Expanding Hierarchical Data in a Table

Problem

You want to generate an output column that shows a hierarchical relationship among rows in a table.

Background Information

There is one input table, called EMPLOYEES, that contains the following data:
data Employees;
   input ID $ LastName $ FirstName $ Supervisor $;
   datalines;
1001 Smith John 1002
1002 Johnson Mary None
1003 Reed Sam None
1004 Davis Karen 1003
1005 Thompson Jennifer 1002
1006 Peterson George 1002
1007 Jones Sue 1003
1008 Murphy Janice 1003
1009 Garcia Joe 1002
;
   
proc print data=Employees;
  title 'Sample Data for Expanding a Hierarchy';
run;
Sample Input Table for Expanding a Hierarchy
Sample Data for Expanding a Hierarchy
You want to create output that shows the full name and ID number of each employee who has a supervisor, along with the full name and ID number of that employee's supervisor.

Solution

Use the following PROC SQL code to expand the data:
proc sql;
   title 'Expanded Employee and Supervisor Data';
   select A.ID label="Employee ID",
          trim(A.FirstName)||' '||A.LastName label="Employee Name",
          B.ID label="Supervisor ID",
          trim(B.FirstName)||' '||B.LastName label="Supervisor Name"
      from Employees A, Employees B
      where A.Supervisor=B.ID and A.Supervisor is not missing;
PROC SQL Output for Expanding a Hierarchy
Expanded Employee and Supervisor Data

How It Works

This solution uses a self-join (reflexive join) to match employees and their supervisors.
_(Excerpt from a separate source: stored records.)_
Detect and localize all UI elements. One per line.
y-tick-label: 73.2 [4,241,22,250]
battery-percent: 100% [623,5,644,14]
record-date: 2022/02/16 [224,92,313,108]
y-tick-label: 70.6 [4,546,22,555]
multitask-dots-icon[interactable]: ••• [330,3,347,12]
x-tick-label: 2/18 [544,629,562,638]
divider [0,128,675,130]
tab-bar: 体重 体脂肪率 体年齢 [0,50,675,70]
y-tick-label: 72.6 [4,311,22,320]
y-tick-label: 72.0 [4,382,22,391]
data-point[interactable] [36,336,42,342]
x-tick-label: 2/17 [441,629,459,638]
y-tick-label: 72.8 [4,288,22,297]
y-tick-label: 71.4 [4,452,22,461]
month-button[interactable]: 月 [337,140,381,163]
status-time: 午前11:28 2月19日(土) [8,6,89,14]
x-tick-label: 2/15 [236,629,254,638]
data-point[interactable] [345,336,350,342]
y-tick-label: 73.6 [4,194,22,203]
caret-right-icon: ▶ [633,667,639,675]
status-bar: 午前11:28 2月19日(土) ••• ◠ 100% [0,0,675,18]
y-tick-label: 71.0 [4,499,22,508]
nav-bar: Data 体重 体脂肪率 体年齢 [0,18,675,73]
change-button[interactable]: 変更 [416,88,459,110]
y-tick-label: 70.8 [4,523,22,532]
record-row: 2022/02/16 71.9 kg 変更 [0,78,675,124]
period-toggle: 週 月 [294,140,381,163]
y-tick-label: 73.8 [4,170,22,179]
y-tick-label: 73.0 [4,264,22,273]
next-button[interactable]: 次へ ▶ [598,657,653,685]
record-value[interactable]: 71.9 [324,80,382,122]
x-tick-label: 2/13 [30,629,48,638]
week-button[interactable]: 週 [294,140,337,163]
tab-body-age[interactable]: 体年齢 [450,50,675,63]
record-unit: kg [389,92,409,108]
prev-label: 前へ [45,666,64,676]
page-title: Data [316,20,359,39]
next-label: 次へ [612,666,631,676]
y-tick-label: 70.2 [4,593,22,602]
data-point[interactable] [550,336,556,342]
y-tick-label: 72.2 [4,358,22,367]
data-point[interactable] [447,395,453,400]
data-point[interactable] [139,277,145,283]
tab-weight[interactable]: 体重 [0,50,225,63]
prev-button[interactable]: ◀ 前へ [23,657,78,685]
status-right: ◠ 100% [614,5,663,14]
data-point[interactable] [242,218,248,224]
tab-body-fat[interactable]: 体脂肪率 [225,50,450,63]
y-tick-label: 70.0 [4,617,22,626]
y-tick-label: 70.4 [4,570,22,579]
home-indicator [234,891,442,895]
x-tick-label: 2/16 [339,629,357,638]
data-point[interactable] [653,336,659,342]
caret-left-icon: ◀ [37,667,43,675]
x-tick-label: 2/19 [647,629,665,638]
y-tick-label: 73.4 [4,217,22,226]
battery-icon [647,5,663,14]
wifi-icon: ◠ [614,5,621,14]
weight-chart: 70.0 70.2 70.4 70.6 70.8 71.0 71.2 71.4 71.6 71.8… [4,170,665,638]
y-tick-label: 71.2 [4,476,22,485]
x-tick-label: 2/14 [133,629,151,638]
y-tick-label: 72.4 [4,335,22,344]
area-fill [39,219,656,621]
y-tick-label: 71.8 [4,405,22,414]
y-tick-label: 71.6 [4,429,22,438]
The SELECT clause assigns aliases of A and B to two instances of the same table and retrieves data from each instance. From instance A, the SELECT clause performs the following:
  • selects the ID column and assigns it a label of Employee ID
  • selects and concatenates the FirstName and LastName columns into one output column and assigns it a label of Employee Name
From instance B, the SELECT clause performs the following:
  • selects the ID column and assigns it a label of Supervisor ID
  • selects and concatenates the FirstName and LastName columns into one output column and assigns it a label of Supervisor Name
In both concatenations, the SELECT clause uses the TRIM function to remove trailing spaces from the data in the FirstName column, and then concatenates the data with a single space and the data in the LastName column to produce a single character value for each full name.
trim(A.FirstName)||' '||A.LastName label="Employee Name"
When PROC SQL applies the WHERE clause, the two table instances are joined. The WHERE clause conditions restrict the output to only those rows in table A that have a supervisor ID that matches an employee ID in table B. This operation provides a supervisor ID and full name for each employee in the original table, except for those who do not have a supervisor.
 where A.Supervisor=B.ID and A.Supervisor is not missing;
Note: Although there are no missing values in the Employees table, you should check for and exclude missing values from your results to avoid unexpected results. For example, if there were an employee with a blank supervisor ID number and an employee with a blank ID, then they would produce an erroneous match in the results.